Raise memory by editing refine.ini (or passing ./refine -m 4096M on Linux/macOS) before importing a large file.

Key Takeaways

  • OpenRefine runs locally in your browser; data stays on your machine and the source file is never modified.
  • Always verify separator and UTF-8 encoding in the import preview before creating the project.
  • Facets reveal inconsistency instantly — start every cleaning session by faceting suspect columns.
  • Trim and collapse whitespace first; many "duplicate" values differ only by invisible spaces.
  • The undo history makes every action reversible and can be exported as a replayable JSON recipe.
  • Raise the memory allocation to 4 GB or more before opening datasets above roughly 100,000 rows.

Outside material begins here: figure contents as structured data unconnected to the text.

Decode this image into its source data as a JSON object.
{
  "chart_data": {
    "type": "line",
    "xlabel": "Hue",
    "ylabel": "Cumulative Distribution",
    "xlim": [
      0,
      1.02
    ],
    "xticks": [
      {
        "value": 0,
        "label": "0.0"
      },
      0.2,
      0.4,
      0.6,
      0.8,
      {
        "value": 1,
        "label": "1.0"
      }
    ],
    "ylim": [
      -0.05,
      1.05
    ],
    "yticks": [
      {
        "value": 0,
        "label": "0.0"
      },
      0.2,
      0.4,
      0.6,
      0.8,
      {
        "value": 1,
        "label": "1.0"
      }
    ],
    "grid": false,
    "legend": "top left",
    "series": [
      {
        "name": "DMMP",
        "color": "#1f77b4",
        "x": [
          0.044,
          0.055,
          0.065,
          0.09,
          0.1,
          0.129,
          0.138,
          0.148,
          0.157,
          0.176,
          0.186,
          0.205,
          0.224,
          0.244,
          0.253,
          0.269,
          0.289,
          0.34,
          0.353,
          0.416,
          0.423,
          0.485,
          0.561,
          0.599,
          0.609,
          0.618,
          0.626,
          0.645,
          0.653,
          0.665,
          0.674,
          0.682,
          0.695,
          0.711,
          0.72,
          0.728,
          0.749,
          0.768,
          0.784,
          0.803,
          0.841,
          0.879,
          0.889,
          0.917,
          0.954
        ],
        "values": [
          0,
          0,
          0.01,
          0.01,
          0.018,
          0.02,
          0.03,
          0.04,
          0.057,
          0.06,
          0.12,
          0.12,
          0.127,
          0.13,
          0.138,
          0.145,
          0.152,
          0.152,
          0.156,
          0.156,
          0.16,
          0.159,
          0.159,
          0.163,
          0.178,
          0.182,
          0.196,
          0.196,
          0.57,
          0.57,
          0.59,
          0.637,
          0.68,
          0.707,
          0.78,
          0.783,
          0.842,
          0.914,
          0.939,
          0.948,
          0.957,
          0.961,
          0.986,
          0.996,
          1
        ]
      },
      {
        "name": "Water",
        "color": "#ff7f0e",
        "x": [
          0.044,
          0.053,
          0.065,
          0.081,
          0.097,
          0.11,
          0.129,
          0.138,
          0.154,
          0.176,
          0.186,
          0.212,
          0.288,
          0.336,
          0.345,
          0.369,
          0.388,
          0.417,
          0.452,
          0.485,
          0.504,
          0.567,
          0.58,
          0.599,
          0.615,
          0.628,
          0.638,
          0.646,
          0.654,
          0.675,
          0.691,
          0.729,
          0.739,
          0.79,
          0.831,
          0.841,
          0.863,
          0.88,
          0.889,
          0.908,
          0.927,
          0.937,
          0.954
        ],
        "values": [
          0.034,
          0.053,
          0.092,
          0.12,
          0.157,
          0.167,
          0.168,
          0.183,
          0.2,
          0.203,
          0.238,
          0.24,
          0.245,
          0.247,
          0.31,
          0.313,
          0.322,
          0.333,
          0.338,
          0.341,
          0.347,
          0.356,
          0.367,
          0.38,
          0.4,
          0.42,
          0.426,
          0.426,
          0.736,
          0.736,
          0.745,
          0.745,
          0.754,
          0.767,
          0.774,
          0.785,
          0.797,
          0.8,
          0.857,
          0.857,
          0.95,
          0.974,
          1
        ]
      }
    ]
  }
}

Frequently Asked Questions

Is OpenRefine free and where does my data go?

OpenRefine is free, open-source software released under the BSD licence. It runs locally on your own machine as a small server, so your data never leaves your computer unless you explicitly fetch URLs or reconcile against an external service.

Does OpenRefine need an internet connection?

No. The core cleaning, faceting and clustering features work entirely offline. You only need a connection for optional steps such as reconciliation, fetching URLs or installing extensions.

What file formats can OpenRefine import?

It reads CSV, TSV, fixed-width text, Excel (.xls and .xlsx), JSON, XML, RDF/N-Triples, ODS and Google Sheets. You can also paste clipboard text directly into a new project.

How much memory does OpenRefine need for large files?

The default allocation is around 1.4 GB. For files over roughly 100,000 rows you should raise the heap with the -Xmx flag or the refine.ini setting, giving it 4 GB or more if your machine allows.

Will OpenRefine change my original file?

Never. OpenRefine works on an internal copy inside its own project store, so your source file stays untouched. You only overwrite anything when you deliberately export the result.

Can I undo a mistake in OpenRefine?

Yes. Every operation is recorded in a full undo/redo history, and you can step back to any earlier state or extract the operations as JSON to replay them on another dataset.